Iris ID tech is ready, but agencies might not be
Someday, U.S. federal workers could be free to work their fingers to the bone and forget their six-digit personal identification numbers without risk of losing access to sensitive facilities, documents and computer networks. The National Institute of Standards and Technology has figured out how to squeeze iris images, rather than just fingerprints, onto the personal identity verification cards carried by workers. NIST also has come up with a way to verify fingerprint identities without requiring workers to submit their PINs.
The drawback to fingerprint authentication is that it can be a hassle for workers in rugged, desert regions. “They might have dry fingers or cracked fingers or damaged fingers from doing something like manual labor,” said NIST’s Patrick Grother, the agency’s biometrics and standards testing lead.
Don't put away your yard gloves or forget your PINs just yet. It's unclear whether or how fast the new technology will be put in place. NIST has described how the improvements can be made, but it's up to individual agencies to decide whether to adopt them. One security expert who asked not be named shook his head over the updated PIV card specifications.

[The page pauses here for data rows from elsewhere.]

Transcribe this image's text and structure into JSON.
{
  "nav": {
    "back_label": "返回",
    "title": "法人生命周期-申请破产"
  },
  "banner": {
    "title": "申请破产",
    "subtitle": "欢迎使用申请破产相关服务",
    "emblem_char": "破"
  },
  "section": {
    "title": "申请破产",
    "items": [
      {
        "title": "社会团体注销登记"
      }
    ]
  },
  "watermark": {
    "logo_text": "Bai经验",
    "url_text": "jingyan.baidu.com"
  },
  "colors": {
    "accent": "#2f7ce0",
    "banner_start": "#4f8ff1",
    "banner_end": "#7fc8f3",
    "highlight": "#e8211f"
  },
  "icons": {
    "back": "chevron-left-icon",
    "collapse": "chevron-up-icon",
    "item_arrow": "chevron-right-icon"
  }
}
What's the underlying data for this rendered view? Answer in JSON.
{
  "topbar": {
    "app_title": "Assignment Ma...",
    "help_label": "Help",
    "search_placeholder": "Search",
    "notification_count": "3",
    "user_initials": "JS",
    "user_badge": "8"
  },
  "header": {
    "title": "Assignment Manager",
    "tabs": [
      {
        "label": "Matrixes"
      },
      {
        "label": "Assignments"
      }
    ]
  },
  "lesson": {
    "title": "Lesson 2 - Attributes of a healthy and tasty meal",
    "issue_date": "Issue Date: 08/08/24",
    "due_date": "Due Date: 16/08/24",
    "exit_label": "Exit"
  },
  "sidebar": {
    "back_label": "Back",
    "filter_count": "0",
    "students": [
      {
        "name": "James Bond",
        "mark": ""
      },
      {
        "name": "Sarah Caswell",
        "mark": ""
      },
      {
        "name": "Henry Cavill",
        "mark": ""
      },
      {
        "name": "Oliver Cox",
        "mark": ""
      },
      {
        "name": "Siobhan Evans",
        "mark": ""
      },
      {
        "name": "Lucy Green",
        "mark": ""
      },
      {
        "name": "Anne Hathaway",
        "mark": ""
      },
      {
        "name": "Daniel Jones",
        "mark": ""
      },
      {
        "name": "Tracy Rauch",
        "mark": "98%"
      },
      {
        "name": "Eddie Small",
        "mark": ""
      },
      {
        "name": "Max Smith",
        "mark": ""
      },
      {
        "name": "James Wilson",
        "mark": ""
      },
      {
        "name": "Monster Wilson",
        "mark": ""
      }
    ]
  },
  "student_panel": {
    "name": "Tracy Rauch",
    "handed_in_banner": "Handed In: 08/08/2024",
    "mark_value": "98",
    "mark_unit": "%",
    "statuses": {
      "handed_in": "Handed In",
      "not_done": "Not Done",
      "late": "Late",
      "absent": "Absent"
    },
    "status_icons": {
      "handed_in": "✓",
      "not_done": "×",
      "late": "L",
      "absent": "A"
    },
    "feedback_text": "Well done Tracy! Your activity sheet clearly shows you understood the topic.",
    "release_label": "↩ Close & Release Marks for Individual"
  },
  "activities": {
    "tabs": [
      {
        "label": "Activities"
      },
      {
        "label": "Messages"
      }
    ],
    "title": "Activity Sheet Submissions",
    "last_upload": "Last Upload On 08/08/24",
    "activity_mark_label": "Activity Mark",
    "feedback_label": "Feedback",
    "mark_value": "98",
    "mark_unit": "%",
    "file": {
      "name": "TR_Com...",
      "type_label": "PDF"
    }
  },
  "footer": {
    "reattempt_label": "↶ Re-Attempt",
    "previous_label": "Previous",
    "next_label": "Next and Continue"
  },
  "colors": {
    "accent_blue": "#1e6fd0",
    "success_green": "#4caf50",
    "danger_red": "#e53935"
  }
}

“People (in federal agencies) don’t know how to use the technology they have today, let alone add new stuff,” this expert said. In theory, fingerprint readers on keyboards can verify someone's right to access a sensitive document, but in reality there are hundreds or even thousands of offices that are not yet using the PIV cards and fingerprint sensors, the expert said. “That’s the real issue.”
NIST’s role is to push technology forward and that’s what it’s doing. The iris specification and PIN-less fingerprint process are spelled out in a document called “Biometric Data Specifications for Personal Identify Verification (Special Publication 800-76.2),” released on July 12.
Intelligence agencies are exempt from the 2004 presidential directive that led to the PIV cards, but the security expert said those agencies are using similar technology. Fingerprints and iris scans are used to control access to some rooms, but not to control access to networks. PIV cards are used in the Department of Homeland Security and the Defense Department, where they are called CAC cards, short for common access cards.
Smart PIV chips on the cards are loaded with fingerprint templates, which are the unique patterns of points called minutiae where fingerprint ridges end or divide. Given the drawbacks of fingerprints, NIST got to work figuring out how to put iris scans onto the cards in addition to print templates. Unlike fingerprints, the irises would be stored as complete gray-scale digital images. The user would present his or eyes to any of a variety of infrared iris sensors developed in the private sector, and a computer would decide if there’s a match. The iris sensors work fine through standard eye wear and contacts. The only limitation would be specialty contacts, like those with “the name of your favorite football team around the iris,” Grother said.
Then there’s the issue of the personal identification numbers. Authenticating someone’s identity with today’s cards requires downloading fingerprint templates and comparing them to live prints from the cardholder. Having millions of cards out there with downloadable fingerprints made security officials nervous, and so an extra security step was put in place. A cardholder must enter his PIN before the template goes anywhere. If someone finds or steals a card, the data can’t be downloaded from it without the PIN.
NIST's new biometrics document also suggests a way to do away with that PIN step. It tells card issuers how to install fingerprint recognition algorithms onto the cards so that the fingerprint comparison can be conducted on the card. Because the template never leaves the card, there is no need to type in a PIN, Grother said.
“The trouble with PINS, of course, is that we forget our PINS – some of us do,” he said.